Grecja: Strajk branży transportowej. Stanęły pociągi i statki

2 tygodni temu

W Grecji ma dziś miejsce duży strajk pracowników branży transportowej, którzy domagają się znaczących podwyżek pensji.

Greccy pracownicy branży transportowej rozpoczęli dzisiaj 24-godzinny strajk, domagając się znaczących podwyżek pensji. Greckie statki nie wypłynęły z portów, a pociągi nie wyjechały na trasy. Do strajku dołączyli również kierowcy autobusów i taksówek. Paraliż komunikacyjny dotknął przede wszystkim Aten, gdzie strajkujący pracownicy zgromadzili się pod budynkiem Parlamentu, blokując drogi.

Płaca minimalna w Grecji została w tym miesiącu podniesiona o 6,4 proc. i wynosi w tej chwili 830 euro miesięcznie.
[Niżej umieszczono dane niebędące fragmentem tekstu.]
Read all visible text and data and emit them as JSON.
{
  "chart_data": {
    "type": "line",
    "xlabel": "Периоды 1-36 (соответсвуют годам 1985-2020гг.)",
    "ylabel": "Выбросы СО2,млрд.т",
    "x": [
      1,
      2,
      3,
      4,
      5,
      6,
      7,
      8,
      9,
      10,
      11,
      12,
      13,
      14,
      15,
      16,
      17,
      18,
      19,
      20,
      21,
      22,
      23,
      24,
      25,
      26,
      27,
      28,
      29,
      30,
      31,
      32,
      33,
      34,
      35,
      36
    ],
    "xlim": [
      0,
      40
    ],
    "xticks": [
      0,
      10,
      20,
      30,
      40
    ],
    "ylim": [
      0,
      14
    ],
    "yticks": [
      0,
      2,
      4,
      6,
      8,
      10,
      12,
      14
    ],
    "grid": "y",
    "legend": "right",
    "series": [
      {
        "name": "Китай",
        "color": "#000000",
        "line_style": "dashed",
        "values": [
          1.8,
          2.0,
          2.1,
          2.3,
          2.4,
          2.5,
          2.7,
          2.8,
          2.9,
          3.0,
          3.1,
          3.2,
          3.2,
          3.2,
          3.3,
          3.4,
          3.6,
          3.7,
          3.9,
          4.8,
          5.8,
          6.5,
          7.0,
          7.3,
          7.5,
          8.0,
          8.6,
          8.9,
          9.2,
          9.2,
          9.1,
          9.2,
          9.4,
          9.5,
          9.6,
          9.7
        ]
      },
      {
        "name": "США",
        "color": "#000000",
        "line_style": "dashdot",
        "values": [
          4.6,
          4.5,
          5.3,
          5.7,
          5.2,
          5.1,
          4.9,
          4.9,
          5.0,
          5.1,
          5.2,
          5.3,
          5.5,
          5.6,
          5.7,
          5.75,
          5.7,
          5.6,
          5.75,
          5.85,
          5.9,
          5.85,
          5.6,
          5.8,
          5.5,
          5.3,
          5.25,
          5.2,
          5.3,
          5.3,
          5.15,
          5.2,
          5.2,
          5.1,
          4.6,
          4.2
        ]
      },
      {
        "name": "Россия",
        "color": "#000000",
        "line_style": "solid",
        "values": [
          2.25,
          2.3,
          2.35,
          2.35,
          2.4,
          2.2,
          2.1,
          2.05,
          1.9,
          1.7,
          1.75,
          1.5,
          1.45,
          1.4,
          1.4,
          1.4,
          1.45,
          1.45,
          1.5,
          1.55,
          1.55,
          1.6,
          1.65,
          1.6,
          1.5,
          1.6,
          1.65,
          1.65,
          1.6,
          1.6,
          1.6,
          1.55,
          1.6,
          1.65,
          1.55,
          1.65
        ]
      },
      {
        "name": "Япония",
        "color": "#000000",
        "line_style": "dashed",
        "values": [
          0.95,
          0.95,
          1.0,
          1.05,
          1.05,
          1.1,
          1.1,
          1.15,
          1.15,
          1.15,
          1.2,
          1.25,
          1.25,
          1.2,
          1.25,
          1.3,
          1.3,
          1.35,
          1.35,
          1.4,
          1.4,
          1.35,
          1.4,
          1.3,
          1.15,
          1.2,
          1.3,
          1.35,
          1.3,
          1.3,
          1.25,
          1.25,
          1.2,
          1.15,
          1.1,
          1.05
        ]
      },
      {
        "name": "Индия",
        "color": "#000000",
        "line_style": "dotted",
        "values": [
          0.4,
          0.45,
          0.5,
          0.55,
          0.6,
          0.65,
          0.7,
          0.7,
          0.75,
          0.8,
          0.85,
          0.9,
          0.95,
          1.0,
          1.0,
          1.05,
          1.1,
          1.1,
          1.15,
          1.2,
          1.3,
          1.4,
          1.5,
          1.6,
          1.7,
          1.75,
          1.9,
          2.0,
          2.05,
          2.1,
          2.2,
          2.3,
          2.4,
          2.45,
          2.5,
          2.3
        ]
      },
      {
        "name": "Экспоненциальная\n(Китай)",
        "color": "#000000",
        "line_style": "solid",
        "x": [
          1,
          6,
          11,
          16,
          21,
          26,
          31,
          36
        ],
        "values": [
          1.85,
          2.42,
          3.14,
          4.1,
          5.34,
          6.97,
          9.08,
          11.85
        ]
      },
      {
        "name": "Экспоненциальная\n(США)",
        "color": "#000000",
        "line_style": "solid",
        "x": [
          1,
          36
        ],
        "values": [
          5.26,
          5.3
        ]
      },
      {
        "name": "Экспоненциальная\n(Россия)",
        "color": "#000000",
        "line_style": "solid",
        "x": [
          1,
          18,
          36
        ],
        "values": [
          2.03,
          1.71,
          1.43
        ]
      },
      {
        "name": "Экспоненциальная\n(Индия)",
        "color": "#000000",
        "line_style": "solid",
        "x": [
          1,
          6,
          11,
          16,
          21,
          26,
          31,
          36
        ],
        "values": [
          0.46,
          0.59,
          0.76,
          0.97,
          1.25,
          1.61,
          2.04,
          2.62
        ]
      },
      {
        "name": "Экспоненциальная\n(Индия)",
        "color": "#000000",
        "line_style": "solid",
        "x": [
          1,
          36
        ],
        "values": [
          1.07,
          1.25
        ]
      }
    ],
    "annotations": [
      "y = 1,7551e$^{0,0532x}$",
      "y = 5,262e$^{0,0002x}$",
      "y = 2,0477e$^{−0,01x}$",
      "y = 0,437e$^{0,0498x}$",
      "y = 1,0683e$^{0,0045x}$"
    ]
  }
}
Była to już czwarta podwyżka w przeciągu ostatnich pięciu lat. Z kolei średnie miesięczne wynagrodzenie w kraju to 1175 euro – o 20 proc. mniej niż jeszcze 15 lat temu.

Strajkujący pracownicy twierdzą, iż ostatnia podwyżka pensji minimalnej jest niewystarczająca w związku z rosnącymi cenami żywności oraz tymi związanymi z utrzymaniem gospodarstwa domowego.

– Wysokie ceny konsumują każdą podwyżkę pensji minimalnej. Nie możemy płacić za kolejny kryzys, nie możemy tak dalej żyć, chcemy prawdziwych podwyżek pensji – stwierdził Nikos Kioutsoukis z największego greckiego związku zawodowego prywatnego sektora GSEE cytowany przez agencję Reuters.

Premier Kiriakos Mitsotakis zobowiązał się przed ubiegłorocznymi wyborami, iż pensje Greków będą stopniowo rosły. Zgodnie z obietnicą do 2027 r. – czyli do końca kadencji jego rządu – minimalna pensja ma wzrosnąć do 950 euro, a średnia krajowa do 1500 euro.

Grecja musi się zmagać nie tylko ze stosunkowo niskimi pensjami, ale również z wysokim poziomem bezrobocia, które utrzymuje się na poziomie powyżej 10 proc. To drugi najwyższy odsetek w Unii Europejskiej, po Hiszpanii.

Grecja stopniowo odbija się od kryzysu z okresu 2010-2018. W ostatnich latach państwo to notuje bardzo dobrą dynamikę wzrostu. Brytyjski dziennik „The Economist”, uznał Grecją choćby w tym roku drugi rok z rzędu krajem o najlepszych wynikach gospodarczych spośród wszystkich państw OECD. Według prognoz Komisji Europejskiej wzrost PKB Grecji w tym i w przyszłym roku ma wynieść 2,3 proc. w skali roku. Z kolei poziom inflacji ma spaść w tym roku do 2,7 proc. i do 2 proc. w przyszłym.